Ein weiterer Bezugspunkt für die Throughput-Legitimität in den Mediendiskursen betrifft die Agenda-Gestaltung, also die Themenwahl für die Gipfel, die im Regelfall weitestgehend durch die Sherpas ausgehandelt wird (13,8 Prozent). Die folgenden Zitate sehen sie überaus kritisch und stehen damit stellvertretend für die wenigen und überwiegend negativen Bewertungen der Themensetzung: „Die Gipfel sind, was die Inhalte betrifft, zu langweiligen Veranstaltungen geworden […]“ (SZ vom 20.7.2001), und „[v]ielleicht ist das ja wirklich die richtige Reihenfolge der Themen: erst Fußball und dann das Gipfelpalaver, das sich sowieso jedes Jahr wiederholt“. Der Birminghamer Gipfel wird als „ein Gipfel des Potpourri“ (FAZ vom 18.5.1998) bezeichnet. Der „katholische Christ Jürgen Rüttgers auf dem Kirchentag“ stellt mit seinen lobenden Worten eine der wenigen Ausnahmen dar, in denen die Themenwahl der G8 positiv bewertet wird: „Zuvor lobt er [Rüttgers] aber auch die Führer der G-8-Staaten. Wie Jesus fragten sich auch die Politiker, wie man den Hunger bekämpfen könne“ (FAZ vom 8.6.2007).

Explizite Verweise auf die Transparenz der G8 haben dagegen laut unseren Ergebnissen einen geringen Stellenwert (nur 6,5 Prozent der Verfahrensbeurteilungen).
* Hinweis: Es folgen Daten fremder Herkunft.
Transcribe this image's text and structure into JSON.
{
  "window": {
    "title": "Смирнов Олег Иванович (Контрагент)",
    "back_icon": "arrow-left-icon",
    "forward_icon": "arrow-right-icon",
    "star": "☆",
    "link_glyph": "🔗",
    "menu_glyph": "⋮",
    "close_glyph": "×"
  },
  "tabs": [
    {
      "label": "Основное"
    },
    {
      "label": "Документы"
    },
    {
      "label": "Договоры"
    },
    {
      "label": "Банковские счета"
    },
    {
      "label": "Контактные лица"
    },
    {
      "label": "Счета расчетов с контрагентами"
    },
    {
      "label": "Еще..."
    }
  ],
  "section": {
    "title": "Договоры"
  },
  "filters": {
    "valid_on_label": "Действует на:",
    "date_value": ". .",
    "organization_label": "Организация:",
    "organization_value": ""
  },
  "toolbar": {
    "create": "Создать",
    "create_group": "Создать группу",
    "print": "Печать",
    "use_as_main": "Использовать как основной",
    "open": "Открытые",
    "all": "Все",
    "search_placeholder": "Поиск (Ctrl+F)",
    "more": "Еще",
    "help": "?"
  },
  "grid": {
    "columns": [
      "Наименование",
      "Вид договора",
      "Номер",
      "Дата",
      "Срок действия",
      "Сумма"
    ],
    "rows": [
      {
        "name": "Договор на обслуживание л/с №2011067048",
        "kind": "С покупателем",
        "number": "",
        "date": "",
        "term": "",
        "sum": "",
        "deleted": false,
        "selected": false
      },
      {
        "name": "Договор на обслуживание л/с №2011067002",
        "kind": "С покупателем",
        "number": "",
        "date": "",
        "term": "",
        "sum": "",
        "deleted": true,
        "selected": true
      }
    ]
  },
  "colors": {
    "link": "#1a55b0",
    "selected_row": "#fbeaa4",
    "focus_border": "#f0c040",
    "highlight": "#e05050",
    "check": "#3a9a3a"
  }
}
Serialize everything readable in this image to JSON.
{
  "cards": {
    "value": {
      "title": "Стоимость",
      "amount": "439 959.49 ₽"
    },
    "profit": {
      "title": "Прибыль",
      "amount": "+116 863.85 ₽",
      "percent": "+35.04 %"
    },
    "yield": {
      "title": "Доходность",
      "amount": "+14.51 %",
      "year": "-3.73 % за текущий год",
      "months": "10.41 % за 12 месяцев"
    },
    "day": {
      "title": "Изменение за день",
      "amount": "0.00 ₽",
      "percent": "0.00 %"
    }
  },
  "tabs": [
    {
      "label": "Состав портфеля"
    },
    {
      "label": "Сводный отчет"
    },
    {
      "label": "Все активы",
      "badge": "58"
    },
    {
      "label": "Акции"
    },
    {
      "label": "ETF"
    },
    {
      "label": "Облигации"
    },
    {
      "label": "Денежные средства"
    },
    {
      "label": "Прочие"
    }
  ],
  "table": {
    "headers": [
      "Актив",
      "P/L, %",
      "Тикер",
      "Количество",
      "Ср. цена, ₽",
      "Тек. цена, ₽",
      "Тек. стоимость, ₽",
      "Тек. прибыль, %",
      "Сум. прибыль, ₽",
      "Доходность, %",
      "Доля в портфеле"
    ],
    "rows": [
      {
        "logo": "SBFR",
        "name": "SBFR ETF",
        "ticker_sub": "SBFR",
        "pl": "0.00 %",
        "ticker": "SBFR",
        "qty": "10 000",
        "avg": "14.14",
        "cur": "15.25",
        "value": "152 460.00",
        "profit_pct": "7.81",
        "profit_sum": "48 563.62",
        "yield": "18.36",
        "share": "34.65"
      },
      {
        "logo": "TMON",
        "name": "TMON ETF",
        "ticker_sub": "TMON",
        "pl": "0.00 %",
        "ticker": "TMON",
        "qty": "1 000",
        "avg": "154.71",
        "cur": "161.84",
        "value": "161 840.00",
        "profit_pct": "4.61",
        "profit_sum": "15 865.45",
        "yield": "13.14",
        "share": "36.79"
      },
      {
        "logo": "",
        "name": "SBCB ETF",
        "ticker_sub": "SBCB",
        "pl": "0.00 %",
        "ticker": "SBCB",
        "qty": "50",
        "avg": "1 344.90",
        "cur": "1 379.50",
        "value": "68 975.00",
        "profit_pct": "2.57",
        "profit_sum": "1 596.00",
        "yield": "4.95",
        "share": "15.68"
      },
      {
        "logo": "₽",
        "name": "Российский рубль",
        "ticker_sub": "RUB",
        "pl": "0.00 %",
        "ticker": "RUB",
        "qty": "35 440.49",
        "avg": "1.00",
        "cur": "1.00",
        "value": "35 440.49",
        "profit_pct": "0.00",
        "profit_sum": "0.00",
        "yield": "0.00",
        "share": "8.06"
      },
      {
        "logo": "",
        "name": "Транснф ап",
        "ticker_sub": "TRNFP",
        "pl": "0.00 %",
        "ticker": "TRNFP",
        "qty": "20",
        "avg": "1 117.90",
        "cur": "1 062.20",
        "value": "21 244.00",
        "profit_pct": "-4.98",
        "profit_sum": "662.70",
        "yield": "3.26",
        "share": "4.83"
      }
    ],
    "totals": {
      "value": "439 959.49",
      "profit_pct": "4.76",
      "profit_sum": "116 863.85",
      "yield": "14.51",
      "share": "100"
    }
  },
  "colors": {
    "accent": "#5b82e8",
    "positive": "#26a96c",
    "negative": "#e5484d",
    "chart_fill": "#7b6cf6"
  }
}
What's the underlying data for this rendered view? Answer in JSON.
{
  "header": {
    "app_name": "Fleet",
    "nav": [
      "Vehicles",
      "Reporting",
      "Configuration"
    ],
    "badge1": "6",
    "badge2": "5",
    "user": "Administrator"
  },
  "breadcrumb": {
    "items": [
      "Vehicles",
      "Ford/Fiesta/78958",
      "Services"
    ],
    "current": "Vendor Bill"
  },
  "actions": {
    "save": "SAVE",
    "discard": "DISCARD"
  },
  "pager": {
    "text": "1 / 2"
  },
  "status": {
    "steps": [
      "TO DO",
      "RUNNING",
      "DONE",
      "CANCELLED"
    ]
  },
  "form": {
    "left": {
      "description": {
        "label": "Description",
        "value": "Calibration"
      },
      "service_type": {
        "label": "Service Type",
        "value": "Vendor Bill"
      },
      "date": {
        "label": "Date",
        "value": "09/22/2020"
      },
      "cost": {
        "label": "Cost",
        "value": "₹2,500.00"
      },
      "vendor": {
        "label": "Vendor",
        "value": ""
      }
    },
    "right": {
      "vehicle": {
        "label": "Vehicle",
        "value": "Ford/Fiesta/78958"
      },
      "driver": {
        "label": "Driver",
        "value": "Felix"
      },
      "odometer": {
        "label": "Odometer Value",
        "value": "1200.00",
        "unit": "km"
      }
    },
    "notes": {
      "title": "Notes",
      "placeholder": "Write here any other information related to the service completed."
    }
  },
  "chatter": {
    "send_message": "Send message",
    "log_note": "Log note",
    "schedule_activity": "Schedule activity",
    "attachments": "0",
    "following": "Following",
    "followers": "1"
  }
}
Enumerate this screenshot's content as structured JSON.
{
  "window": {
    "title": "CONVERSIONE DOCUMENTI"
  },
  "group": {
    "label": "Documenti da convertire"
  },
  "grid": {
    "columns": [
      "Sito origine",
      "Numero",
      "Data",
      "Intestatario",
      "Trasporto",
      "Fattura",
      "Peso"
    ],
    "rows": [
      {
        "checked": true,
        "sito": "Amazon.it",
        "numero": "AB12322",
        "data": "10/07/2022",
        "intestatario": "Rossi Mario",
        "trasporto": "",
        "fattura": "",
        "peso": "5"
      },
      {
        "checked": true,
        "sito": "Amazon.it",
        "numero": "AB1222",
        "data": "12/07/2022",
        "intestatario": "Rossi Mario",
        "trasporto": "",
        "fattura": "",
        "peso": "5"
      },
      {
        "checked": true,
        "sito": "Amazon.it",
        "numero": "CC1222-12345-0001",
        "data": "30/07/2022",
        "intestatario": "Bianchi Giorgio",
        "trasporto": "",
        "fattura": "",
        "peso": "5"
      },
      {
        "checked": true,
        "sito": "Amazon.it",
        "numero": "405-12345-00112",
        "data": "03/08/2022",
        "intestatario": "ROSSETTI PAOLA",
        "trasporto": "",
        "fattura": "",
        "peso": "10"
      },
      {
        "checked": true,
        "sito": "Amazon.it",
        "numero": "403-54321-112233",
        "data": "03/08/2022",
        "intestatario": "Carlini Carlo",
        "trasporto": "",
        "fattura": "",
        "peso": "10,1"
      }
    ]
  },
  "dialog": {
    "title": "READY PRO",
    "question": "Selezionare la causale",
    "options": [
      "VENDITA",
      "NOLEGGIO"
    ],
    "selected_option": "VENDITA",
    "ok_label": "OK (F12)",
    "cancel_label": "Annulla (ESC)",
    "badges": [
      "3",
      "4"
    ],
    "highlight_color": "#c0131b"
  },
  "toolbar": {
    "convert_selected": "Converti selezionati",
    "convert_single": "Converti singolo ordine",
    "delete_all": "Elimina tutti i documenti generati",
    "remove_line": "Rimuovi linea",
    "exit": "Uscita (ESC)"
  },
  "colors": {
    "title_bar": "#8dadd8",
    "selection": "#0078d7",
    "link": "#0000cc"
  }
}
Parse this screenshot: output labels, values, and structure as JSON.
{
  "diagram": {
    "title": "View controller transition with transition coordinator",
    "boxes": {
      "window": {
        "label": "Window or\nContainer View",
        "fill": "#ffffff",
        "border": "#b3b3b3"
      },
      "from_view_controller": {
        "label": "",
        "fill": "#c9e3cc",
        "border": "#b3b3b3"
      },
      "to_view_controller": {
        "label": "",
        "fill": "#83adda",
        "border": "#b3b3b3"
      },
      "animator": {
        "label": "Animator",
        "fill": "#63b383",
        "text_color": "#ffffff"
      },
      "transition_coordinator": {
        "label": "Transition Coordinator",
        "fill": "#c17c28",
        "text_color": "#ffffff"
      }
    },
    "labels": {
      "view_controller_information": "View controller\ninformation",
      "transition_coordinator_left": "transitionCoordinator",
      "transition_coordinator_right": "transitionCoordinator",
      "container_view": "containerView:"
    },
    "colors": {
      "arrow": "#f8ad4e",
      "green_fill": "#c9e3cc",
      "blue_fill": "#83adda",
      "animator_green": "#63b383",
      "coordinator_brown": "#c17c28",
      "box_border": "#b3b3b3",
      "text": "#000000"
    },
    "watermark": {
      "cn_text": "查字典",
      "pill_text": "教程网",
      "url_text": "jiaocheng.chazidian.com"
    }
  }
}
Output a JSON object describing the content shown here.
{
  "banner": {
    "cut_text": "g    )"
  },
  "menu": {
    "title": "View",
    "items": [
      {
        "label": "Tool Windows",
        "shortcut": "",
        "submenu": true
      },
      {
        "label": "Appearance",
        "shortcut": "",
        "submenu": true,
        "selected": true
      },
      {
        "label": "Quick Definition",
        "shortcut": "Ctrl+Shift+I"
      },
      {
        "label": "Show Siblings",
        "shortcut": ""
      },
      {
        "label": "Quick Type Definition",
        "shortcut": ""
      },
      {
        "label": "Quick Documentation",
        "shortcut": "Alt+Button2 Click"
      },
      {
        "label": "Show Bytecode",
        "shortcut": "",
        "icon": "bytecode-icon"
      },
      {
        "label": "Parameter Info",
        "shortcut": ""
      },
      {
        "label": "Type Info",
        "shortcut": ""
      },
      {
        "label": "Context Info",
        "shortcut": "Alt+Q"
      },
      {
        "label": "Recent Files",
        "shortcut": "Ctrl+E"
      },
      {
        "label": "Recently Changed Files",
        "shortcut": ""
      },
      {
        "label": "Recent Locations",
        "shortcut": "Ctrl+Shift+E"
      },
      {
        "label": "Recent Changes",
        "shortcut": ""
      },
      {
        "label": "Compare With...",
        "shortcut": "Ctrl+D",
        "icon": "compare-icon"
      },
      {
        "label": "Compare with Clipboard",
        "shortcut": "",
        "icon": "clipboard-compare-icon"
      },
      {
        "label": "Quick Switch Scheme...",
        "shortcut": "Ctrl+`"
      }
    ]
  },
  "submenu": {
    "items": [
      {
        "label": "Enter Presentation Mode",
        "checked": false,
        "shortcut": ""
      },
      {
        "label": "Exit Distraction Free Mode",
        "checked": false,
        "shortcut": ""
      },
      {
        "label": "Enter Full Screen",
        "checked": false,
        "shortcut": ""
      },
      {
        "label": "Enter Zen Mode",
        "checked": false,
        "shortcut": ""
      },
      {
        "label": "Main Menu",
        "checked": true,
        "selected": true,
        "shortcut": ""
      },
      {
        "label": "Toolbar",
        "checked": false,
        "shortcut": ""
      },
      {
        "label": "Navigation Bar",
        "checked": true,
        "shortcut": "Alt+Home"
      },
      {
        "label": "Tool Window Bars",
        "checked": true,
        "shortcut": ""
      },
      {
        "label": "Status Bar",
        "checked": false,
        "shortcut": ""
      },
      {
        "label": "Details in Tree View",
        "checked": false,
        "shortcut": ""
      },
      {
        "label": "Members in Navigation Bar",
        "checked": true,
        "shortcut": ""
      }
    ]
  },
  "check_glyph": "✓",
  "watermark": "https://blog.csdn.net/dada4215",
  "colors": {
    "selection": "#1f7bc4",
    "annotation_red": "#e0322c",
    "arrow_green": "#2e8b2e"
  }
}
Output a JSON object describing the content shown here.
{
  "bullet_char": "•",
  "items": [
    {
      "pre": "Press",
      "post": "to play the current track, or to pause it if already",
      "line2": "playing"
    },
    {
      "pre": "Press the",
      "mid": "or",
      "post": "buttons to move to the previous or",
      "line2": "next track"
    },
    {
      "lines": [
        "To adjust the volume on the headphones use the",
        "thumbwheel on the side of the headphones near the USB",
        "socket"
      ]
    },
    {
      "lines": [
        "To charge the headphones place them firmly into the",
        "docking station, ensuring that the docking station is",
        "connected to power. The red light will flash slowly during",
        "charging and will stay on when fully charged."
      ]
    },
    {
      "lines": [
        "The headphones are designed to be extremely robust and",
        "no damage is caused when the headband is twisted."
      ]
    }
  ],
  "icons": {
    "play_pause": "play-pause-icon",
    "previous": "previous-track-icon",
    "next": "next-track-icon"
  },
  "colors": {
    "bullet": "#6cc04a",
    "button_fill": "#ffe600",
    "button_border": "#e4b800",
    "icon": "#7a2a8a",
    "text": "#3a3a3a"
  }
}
Dies ist insofern überraschend, als Transparenz zu den klassischen Throughput-Kriterien gezählt werden kann (vgl. Buchanan u. Keohane 2006) und somit eine häufigere Verwendung von Transparenz-Beurteilungen erwartbar gewesen wäre. Der Urteilstenor ist allerdings sehr negativ, 24 von 26 entsprechenden Aussagen sind delegitimierend. Ein Zitat aus der Washington Post fasst die Kritik in Bezug auf den entlegenen Gipfel auf Sea Island humorvoll zusammen: „No man is an island, but the world leaders assembled here come pretty close“ (WP vom 10.6.2004). In einer Reportage über zwei norwegische Demonstranten in Genua 2001 kommt ein Journalist der New York Times zu folgender Einschätzung: „To many here, the levers of power around the world are controlled by political leaders who meet in cloistered summits […]“ (NYT vom 22.7.2001). Und unter dem Titel „Bunte Verpackung ohne Inhalt/Fernsehbilder für die Welt“ meint ein engagierter Schreiber der FAZ über den Birminghamer Schuldengipfel unter englischem Vorsitz: „Was in Birmingham tatsächlich geschehen ist und beredet wurde, wird man nie erfahren“ (FAZ vom 18.5.1998). Bezugnahmen auf die Transparenz der G8 finden sich auch in manchen Etikettierungen in den Medientexten wieder. Mit Blick auf die Austragungsorte und die massiven Sicherheitsvorkehrungen werden die Gipfeltreffen beispielsweise als „defensible forts“ (WP vom 27.6.2002) oder, bezogen auf den Gipfel 2001, als „Festung Genua“ (FAZ vom 23.7.2001) beschrieben.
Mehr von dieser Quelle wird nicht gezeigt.